Alors que l'on sait que les virus à ADN sont abondants, diversifiés et jouent des rôles majeurs dans les écosystèmes, les virus à ARN sont insuffisamment étudiés en dehors des contextes pathologiques. Des chercheurs du Genoscope (CEA-Jacob) et du département de microbiologie de l'Université de l'Ohio ont analysé les séquences provenant de 35 000 échantillons d'eau prélevés dans le monde entier par le consortium Tara Ocean, une étude internationale en cours sur l'impact du changement climatique sur les océans.
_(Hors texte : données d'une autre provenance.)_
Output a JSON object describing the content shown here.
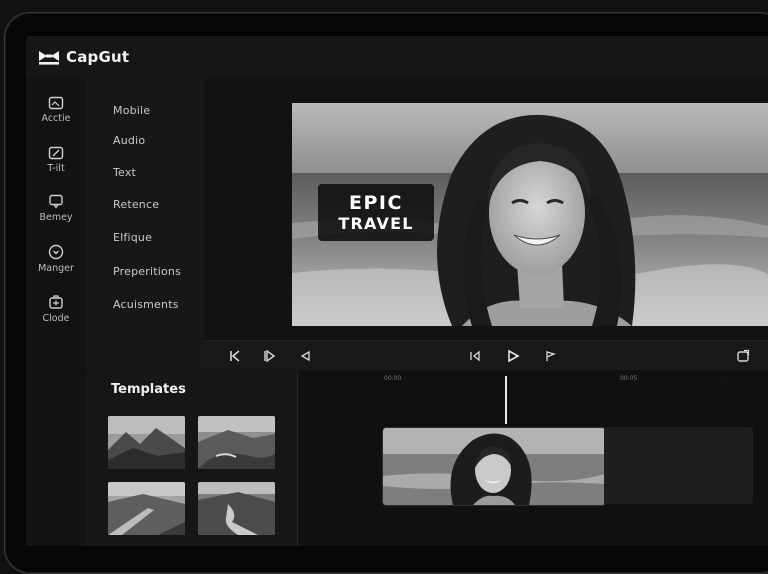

Dans ces échantillons, les scientifiques ont extrait des séquences de gènes exprimés dans des organismes flottant sans les océans et ont analysé de façon systématique les séquences d'ARN contenant un gène appelé RdRp, un gène obligatoire chez les virus à ARN et absent des autres virus et cellules. L'existence de RdRp remontant à l'époque où la vie a été détectée pour la première fois, sa séquence a évolué et sa position a divergé de nombreuses fois au cours du temps. Afin de prendre en compte ces évolutions et gérer des milliards d'années de divergences de séquences, l'équipe s'est appuyée sur l'apprentissage automatique (machine learning) d'alignement de séquences à partir d'arbres phylogénétiques traditionnels, et validé par une classification précise de séquences de virus à ARN déjà identifiés. Cette méthode, reproductible, garantit que l'alignement des positions et séquences reflète fidèlement l'évolution.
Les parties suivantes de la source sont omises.